This just means the next massive campus complex will not open in Mountain View. Big profitable companies and their hordes of tax paying employees will go elsewhere, and definitely will not be supporting MTV's local businesses.
Welcome to the wonderful world of unintended consequences!
Access control is vital in a location like a tech company's headquarters. With hundreds of random food trucks coming and going every day, such control will become impossible.
Finally, food trucks are notorious for cutting corners when it comes to food quality, especially any health concerns. I would now want myself or my employees eating from food trucks all day, every day.
But when The Village was zoned, it was explicitly done with street-level retail for a wide variety of restaurants. There are over a dozen restaurants within a 5-minute walk of Facebook's offices, plus a Walmart, Safeway, Whole Foods, and produce market, all of which have ready-to-eat meals.
Something that's left out of a lot of the news coverage of this: it's not a law but a development condition attached to the particular property that Facebook is occupying. When a real-estate developer wants to develop a piece of property, there's a complex negotiation with the local municipality (or county, if it's in unincorporated land) that includes things like contracting for water/sewer/garbage services, how to ensure there's adequate police & fire coverage, how the town will build new roads to handle traffic generated from the property, what's the impact on schools & community services, and what types of dwellings & permitted uses are available for the property (you can't build a skyscraper in the path of SJC airport, for example, nor can you build a chip fab on residential land). Written into that contract is the cafeteria clause under discussion here.

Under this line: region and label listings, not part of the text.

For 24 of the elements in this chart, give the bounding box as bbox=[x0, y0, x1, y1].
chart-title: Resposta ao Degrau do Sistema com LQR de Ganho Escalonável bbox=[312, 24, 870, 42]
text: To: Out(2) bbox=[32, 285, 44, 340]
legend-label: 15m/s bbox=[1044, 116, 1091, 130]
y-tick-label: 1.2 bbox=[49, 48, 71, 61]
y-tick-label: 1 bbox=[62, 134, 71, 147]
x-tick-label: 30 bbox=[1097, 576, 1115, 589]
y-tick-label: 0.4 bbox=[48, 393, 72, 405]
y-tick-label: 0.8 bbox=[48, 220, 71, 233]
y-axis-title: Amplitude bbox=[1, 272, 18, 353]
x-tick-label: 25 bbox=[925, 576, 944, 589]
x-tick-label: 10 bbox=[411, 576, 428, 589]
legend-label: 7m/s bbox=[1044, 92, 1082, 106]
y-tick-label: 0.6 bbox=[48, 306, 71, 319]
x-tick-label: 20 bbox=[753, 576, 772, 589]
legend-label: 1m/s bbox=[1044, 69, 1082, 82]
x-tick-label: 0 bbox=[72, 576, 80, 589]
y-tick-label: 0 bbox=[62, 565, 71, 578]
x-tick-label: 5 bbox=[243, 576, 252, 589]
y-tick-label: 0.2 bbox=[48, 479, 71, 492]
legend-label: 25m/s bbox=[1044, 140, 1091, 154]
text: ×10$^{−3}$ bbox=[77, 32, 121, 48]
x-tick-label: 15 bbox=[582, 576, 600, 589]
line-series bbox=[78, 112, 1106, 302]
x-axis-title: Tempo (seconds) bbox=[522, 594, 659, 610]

While I have some doubts about whether this is a good thing (I've got another comment here where I expressed mixed feelings), it's a contract and not a law, and obviously Facebook has felt that the restriction is not too onerous for the building to be worth occupying.
It is just that they are paid by Google instead of individual employees.
"We don't serve free food to our employee, we charge $0.000001 per meal".
Plus it can't be the exact same entity, so they'll have to "partner" with some vendor to create and operate the restaurant.